Perhaps more remarkable, as we analyzed the sleep-spindle bursts of activity, we observed a strikingly reliable loop of electrical current pulsing throughout the brain that repeated every 100 to 200 milliseconds. The pulses kept weaving a path back and forth between the hippocampus, with its short-term, limited storage space, and the far larger, long-term storage site of the cortex (analogous to a large-memory hard drive).fn2 In that moment, we
had just become privy to an electrical transaction occurring in the quiet secrecy of sleep: one that was shifting fact-based memories from the temporary storage depot (the hippocampus) to a long-term secure vault (the cortex). In doing so, sleep had delightfully cleared out the hippocampus, replenishing this short-term information repository with plentiful free space. Participants awoke with a refreshed capacity to absorb new information within the hippocampus, having relocated yesterday’s imprinted experiences to a more permanent safe hold. The learning of new facts could begin again, anew, the following day.
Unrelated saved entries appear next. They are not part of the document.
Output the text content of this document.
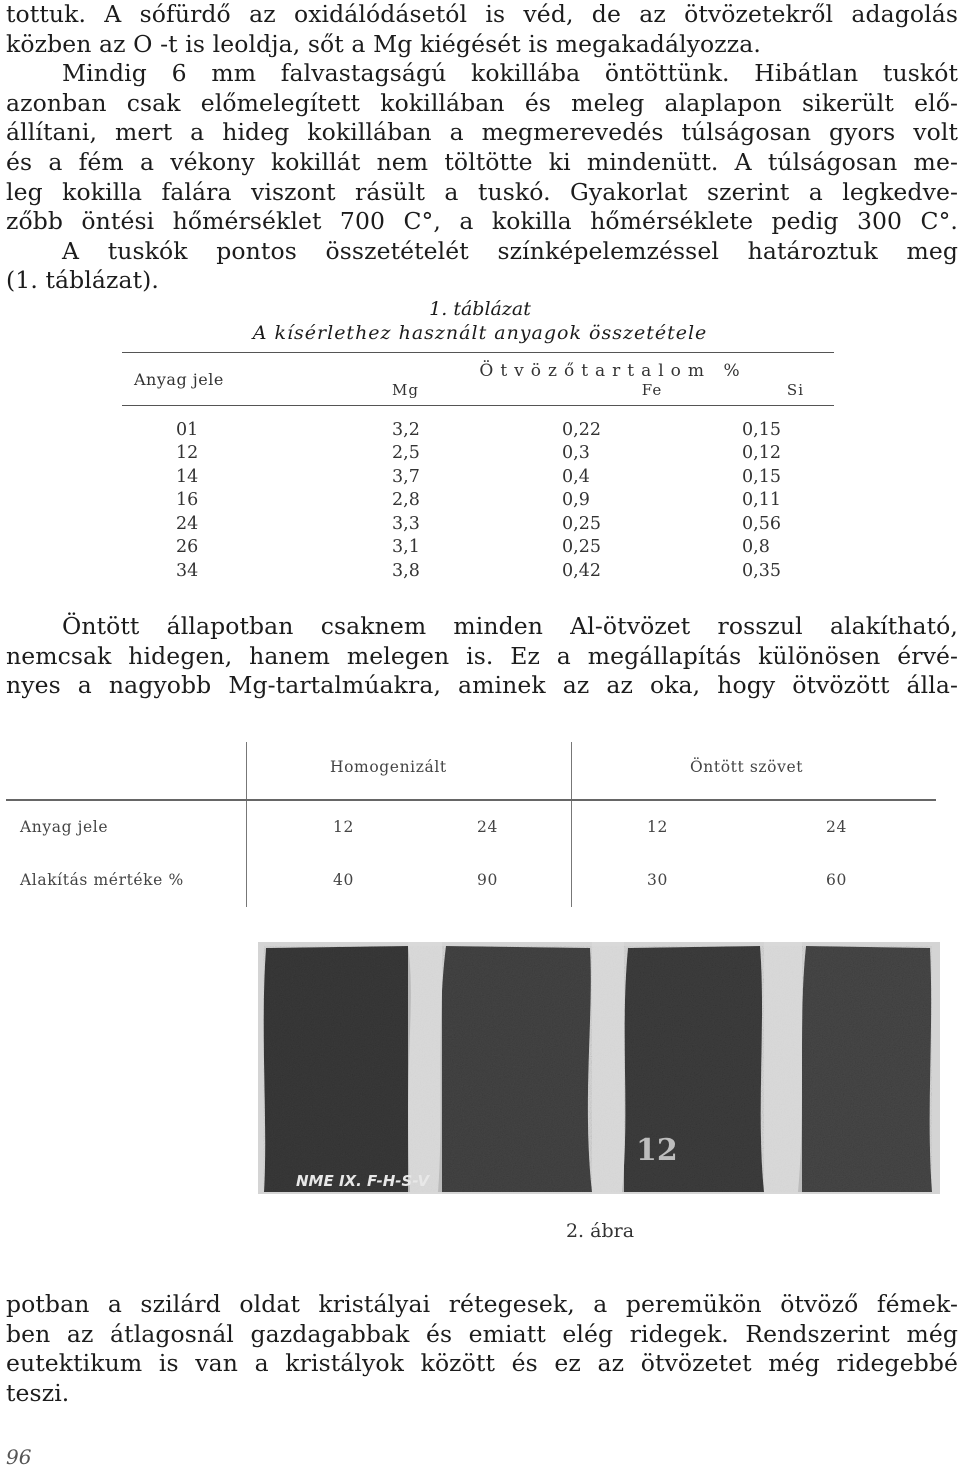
tottuk. A sófürdő az oxidálódásetól is véd, de az ötvözetekről adagolás
közben az O -t is leoldja, sőt a Mg kiégését is megakadályozza.
Mindig 6 mm falvastagságú kokillába öntöttünk. Hibátlan tuskót
azonban csak előmelegített kokillában és meleg alaplapon sikerült elő-
állítani, mert a hideg kokillában a megmerevedés túlságosan gyors volt
és a fém a vékony kokillát nem töltötte ki mindenütt. A túlságosan me-
leg kokilla falára viszont rásült a tuskó. Gyakorlat szerint a legkedve-
zőbb öntési hőmérséklet 700 C°, a kokilla hőmérséklete pedig 300 C°.
A tuskók pontos összetételét színképelemzéssel határoztuk meg
(1. táblázat).
1. táblázat
A kísérlethez használt anyagok összetétele
Anyag jele	Ötvözőtartalom %		
	Mg	Fe	Si

01	3,2	0,22	0,15
12	2,5	0,3	0,12
14	3,7	0,4	0,15
16	2,8	0,9	0,11
24	3,3	0,25	0,56
26	3,1	0,25	0,8
34	3,8	0,42	0,35
Öntött állapotban csaknem minden Al-ötvözet rosszul alakítható,
nemcsak hidegen, hanem melegen is. Ez a megállapítás különösen érvé-
nyes a nagyobb Mg-tartalmúakra, aminek az az oka, hogy ötvözött álla-
Homogenizált	Öntött szövet
Anyag jele	12	24	12	24
Alakítás mértéke %	40	90	30	60
NME IX. F-H-S-V
12
2. ábra
potban a szilárd oldat kristályai rétegesek, a peremükön ötvöző fémek-
ben az átlagosnál gazdagabbak és emiatt elég ridegek. Rendszerint még
eutektikum is van a kristályok között és ez az ötvözetet még ridegebbé
teszi.
96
We and other research groups have since repeated this study across a full night of sleep and replicated the same finding: the more sleep spindles an individual has at night, the greater the restoration of overnight learning ability come the next morning.
Our recent work on this topic has returned to the question of aging. We have found that seniors (aged sixty to eighty years old) are unable to generate sleep spindles to the same degree as young, healthy adults, suffering a 40 percent deficit. This led to a prediction: the fewer sleep spindles an older adult has on a particular night, the harder it should be for them to cram new facts into their hippocampus the next day, since they have not received as much overnight refreshment of short-term memory capacity. We conducted the study, and that is precisely what we found: the fewer the number of spindles an elderly brain produced on a particular night, the lower the learning capacity of that older individual the next day, making it more difficult for them to memorize the list of facts we presented. This sleep and learning link is yet one more reason for medicine to take more seriously the sleep complaints of the elderly, further compelling researchers such as myself to find new, non-pharmacological methods for improving sleep in aging populations worldwide.